Sie wollte unbedingt etwas mit Sprachen machen und kannte einen Freund in Deutschland. Also verschlug es sie nach Saarbrücken, und sie studierte am Dolmetscher Institut an der Universität des Saarlandes. „Es hätte genau so gut sein können, dass mich mein Weg nach Frankreich oder Italien bringt. Warum es schließlich das Saarland und Saarbrücken wurden, war wohl Schicksal“, sagt die studierte Übersetzerin.

Als geborene Olsen lernte sie ihren Mann kennen, heiratete und bekam zwei Söhne. Von ihrer eigentlichen Passion wusste sie damals noch nichts. Erst als das Schicksal ein zweites Mal und weniger schön zuschlug, änderte sich vieles radikal. „Als Übersetzerin habe ich für sehr viele Branchen gearbeitet und Texte von deutschen Firmen ins Norwegische übersetzt. Egal, ob es um Schokolade, Elektroartikel oder Operationstische ging, ich habe alles übersetzt und oft bis weit in die Nacht gearbeitet.

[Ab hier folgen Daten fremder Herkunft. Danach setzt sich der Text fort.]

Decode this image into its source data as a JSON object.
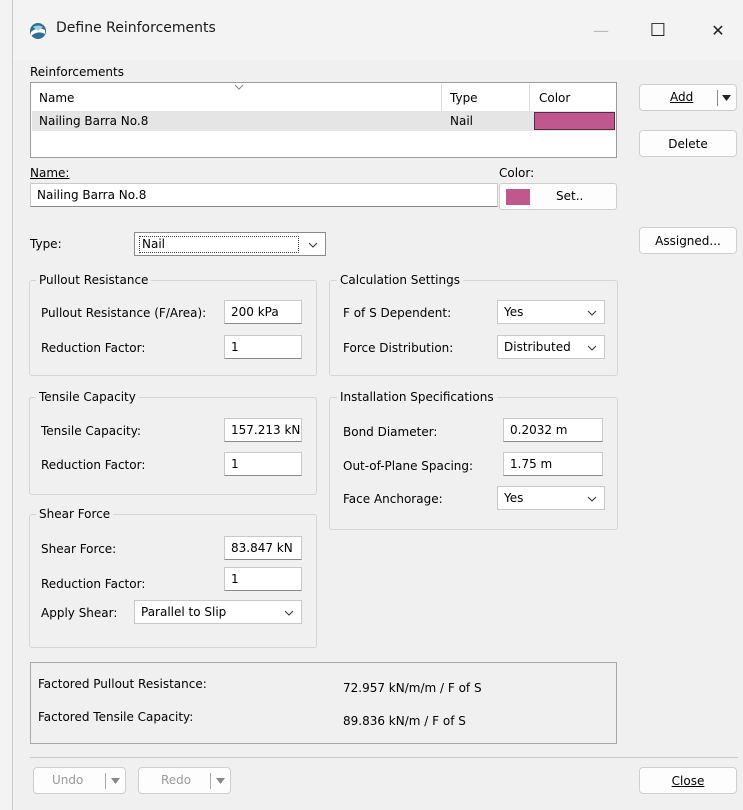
{
  "window": {
    "title": "Define Reinforcements",
    "minimize": "—",
    "maximize": "☐",
    "close": "✕"
  },
  "reinforcements": {
    "group_label": "Reinforcements",
    "columns": {
      "name": "Name",
      "type": "Type",
      "color": "Color"
    },
    "rows": [
      {
        "name": "Nailing Barra No.8",
        "type": "Nail",
        "color": "#c0588f"
      }
    ]
  },
  "buttons": {
    "add": "Add",
    "delete": "Delete",
    "assigned": "Assigned...",
    "set": "Set..",
    "undo": "Undo",
    "redo": "Redo",
    "close": "Close"
  },
  "name_field": {
    "label": "Name:",
    "value": "Nailing Barra No.8"
  },
  "color_field": {
    "label": "Color:",
    "value": "#c0588f"
  },
  "type_field": {
    "label": "Type:",
    "value": "Nail"
  },
  "pullout": {
    "title": "Pullout Resistance",
    "resistance_label": "Pullout Resistance (F/Area):",
    "resistance_value": "200 kPa",
    "reduction_label": "Reduction Factor:",
    "reduction_value": "1"
  },
  "tensile": {
    "title": "Tensile Capacity",
    "capacity_label": "Tensile Capacity:",
    "capacity_value": "157.213 kN",
    "reduction_label": "Reduction Factor:",
    "reduction_value": "1"
  },
  "shear": {
    "title": "Shear Force",
    "force_label": "Shear Force:",
    "force_value": "83.847 kN",
    "reduction_label": "Reduction Factor:",
    "reduction_value": "1",
    "apply_label": "Apply Shear:",
    "apply_value": "Parallel to Slip"
  },
  "calc": {
    "title": "Calculation Settings",
    "fos_label": "F of S Dependent:",
    "fos_value": "Yes",
    "dist_label": "Force Distribution:",
    "dist_value": "Distributed"
  },
  "install": {
    "title": "Installation Specifications",
    "bond_label": "Bond Diameter:",
    "bond_value": "0.2032 m",
    "spacing_label": "Out-of-Plane Spacing:",
    "spacing_value": "1.75 m",
    "anchor_label": "Face Anchorage:",
    "anchor_value": "Yes"
  },
  "summary": {
    "pullout_label": "Factored Pullout Resistance:",
    "pullout_value": "72.957 kN/m/m / F of S",
    "tensile_label": "Factored Tensile Capacity:",
    "tensile_value": "89.836 kN/m / F of S"
  }
}
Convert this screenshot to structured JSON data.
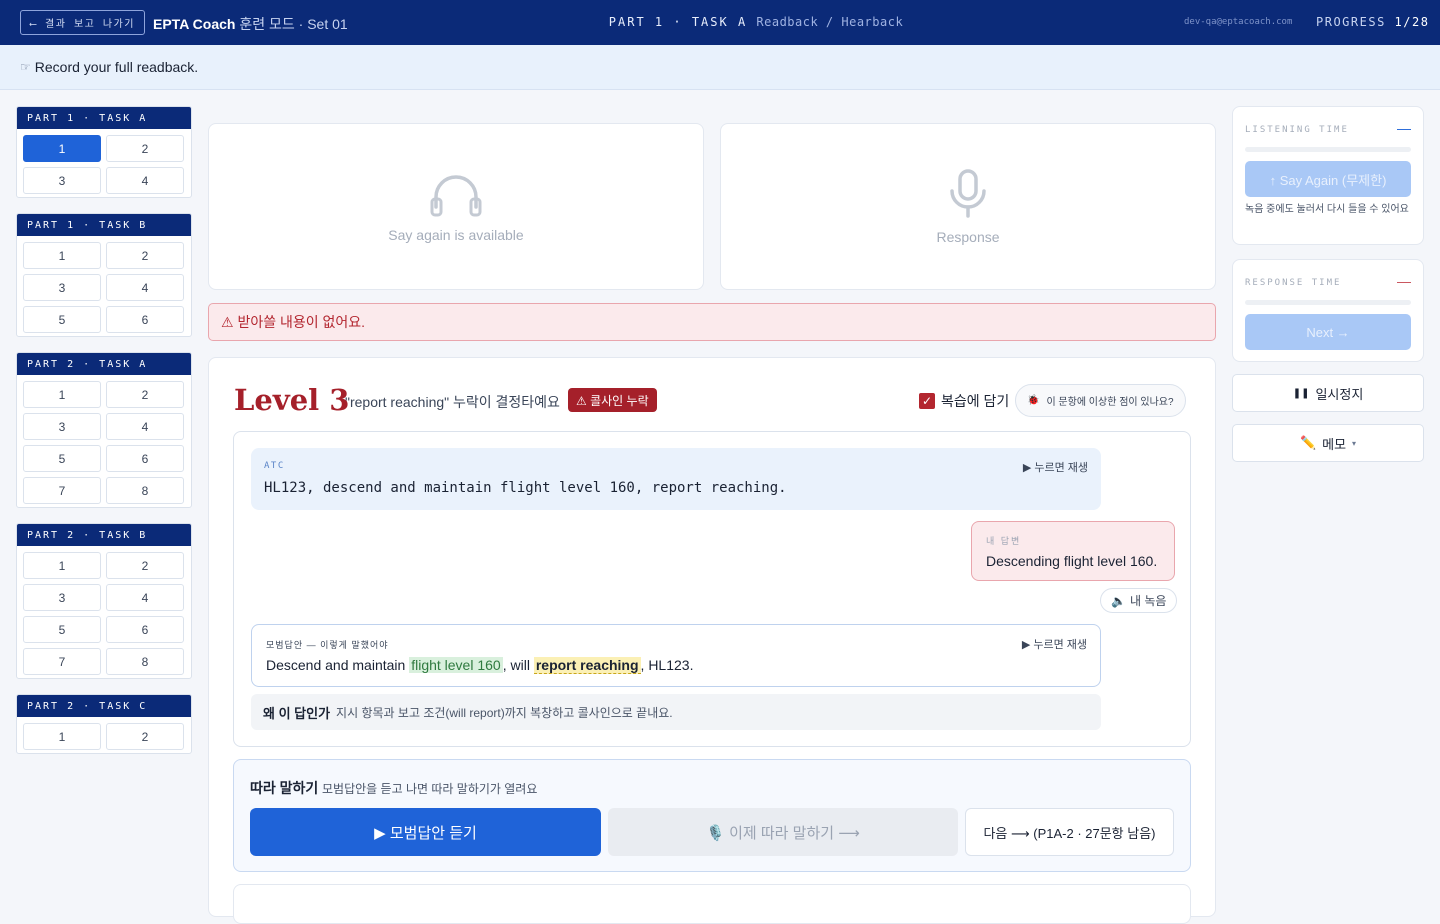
{
  "topbar": {
    "exit_label": "⟵ 결과 보고 나가기",
    "brand": "EPTA Coach",
    "mode": " 훈련 모드 · Set 01",
    "crumb_main": "PART 1 · TASK A",
    "crumb_sub": "Readback / Hearback",
    "email": "dev-qa@eptacoach.com",
    "progress_label": "PROGRESS",
    "progress_value": "1/28"
  },
  "instruction": {
    "text": "Record your full readback."
  },
  "sidenav": {
    "groups": [
      {
        "title": "PART 1 · TASK A",
        "items": [
          "1",
          "2",
          "3",
          "4"
        ]
      },
      {
        "title": "PART 1 · TASK B",
        "items": [
          "1",
          "2",
          "3",
          "4",
          "5",
          "6"
        ]
      },
      {
        "title": "PART 2 · TASK A",
        "items": [
          "1",
          "2",
          "3",
          "4",
          "5",
          "6",
          "7",
          "8"
        ]
      },
      {
        "title": "PART 2 · TASK B",
        "items": [
          "1",
          "2",
          "3",
          "4",
          "5",
          "6",
          "7",
          "8"
        ]
      },
      {
        "title": "PART 2 · TASK C",
        "items": [
          "1",
          "2"
        ]
      }
    ],
    "active_group": 0,
    "active_item": 0
  },
  "listen_card": {
    "label": "Say again is available",
    "icon": "headphones-icon"
  },
  "response_card": {
    "label": "Response",
    "icon": "microphone-icon"
  },
  "alert": {
    "text": "⚠ 받아쓸 내용이 없어요."
  },
  "feedback": {
    "level": "Level 3",
    "description": "\"report reaching\" 누락이 결정타예요",
    "badge": "⚠ 콜사인 누락",
    "review_label": "복습에 담기",
    "review_checked": true,
    "report_label": "이 문항에 이상한 점이 있나요?",
    "atc_tag": "ATC",
    "atc_play": "▶ 누르면 재생",
    "atc_text": "HL123, descend and maintain flight level 160, report reaching.",
    "mine_tag": "내 답변",
    "mine_text": "Descending flight level 160.",
    "my_recording": "내 녹음",
    "model_tag": "모범답안 — 이렇게 말했어야",
    "model_play": "▶ 누르면 재생",
    "model_parts": [
      "Descend and maintain ",
      "flight level 160",
      ", will ",
      "report reaching",
      ", HL123."
    ],
    "why_title": "왜 이 답인가",
    "why_text": "지시 항목과 보고 조건(will report)까지 복창하고 콜사인으로 끝내요."
  },
  "shadowing": {
    "title": "따라 말하기",
    "subtitle": "모범답안을 듣고 나면 따라 말하기가 열려요",
    "listen_btn": "▶ 모범답안 듣기",
    "repeat_btn": "🎙️ 이제 따라 말하기 ⟶",
    "next_btn": "다음 ⟶ (P1A-2 · 27문항 남음)"
  },
  "right_panel": {
    "listening_title": "LISTENING TIME",
    "listening_dash": "—",
    "say_again": "↑ Say Again (무제한)",
    "say_again_note": "녹음 중에도 눌러서 다시 들을 수 있어요",
    "response_title": "RESPONSE TIME",
    "response_dash": "—",
    "next": "Next →",
    "pause": "일시정지",
    "memo": "메모",
    "memo_caret": "▾"
  },
  "colors": {
    "navy": "#0b2a78",
    "accent": "#1f63d8",
    "danger": "#a5202a"
  }
}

Zudem hatte ich zwei Kinder und unser Haus war im Umbau und eine einzige Baustelle“, blickt Vera mehr als 20 Jahre zurück.

Sie stand irgendwann kurz vor dem Burnout, war körperlich geschwächt und wusste nicht mehr weiter. Durch Zufall besuchte sie ein Seminar einer Heilerin und war sofort angetan. „Es ging um Energieübertragung und um Handauflegen. Es war völliges Neuland für mich, aber nach wenigen Tagen war ich wieder so fit wie früher“, erzählt die gebürtige Norwegerin. Von da an widmete sie sich diesem etwas anderen Thema der Heilung, besuchte Kurse, entwickelte ihre eigenen Techniken und schrieb schließlich sogar ihr erstes Buch „Heilsame Berührung“.

„Wir alle kennen doch die Situation, wenn man als kleines Kind gefallen ist und die Mama kam und hat die schmerzende Stelle mit der Hand berührt. Es wurde besser, da Energie und Liebe flossen. Bei dem Thema Heilsame Berührung geht es um genau das Gleiche, nur mit viel mehr Tiefe“, sagt Vera Bartholomay, die erst auf Umwegen ihren Traumberuf fand. Mittlerweile ist die Norwegerin in vielen deutschen Städten und auch in der Schweiz unterwegs, gibt Kurse und unterrichtet diese außergewöhnliche Form der Heilung.

Mit ihrem zweiten Buch „Projekt Sehnsucht“ macht sie allen Mut, die vor schwierigen Entscheidungen stehen, und erklärt die immer wiederkehrenden Stolperfallen in der Selbstständigkeit. Welche Projekte in Zukunft in ihrem Leben noch so anstehen, weiß sie noch nicht. Sie lässt sich treiben von der Lebensenergie und auch von der Kraft, die sie in jedem Sommer in ihrer Heimat Norwegen tankt.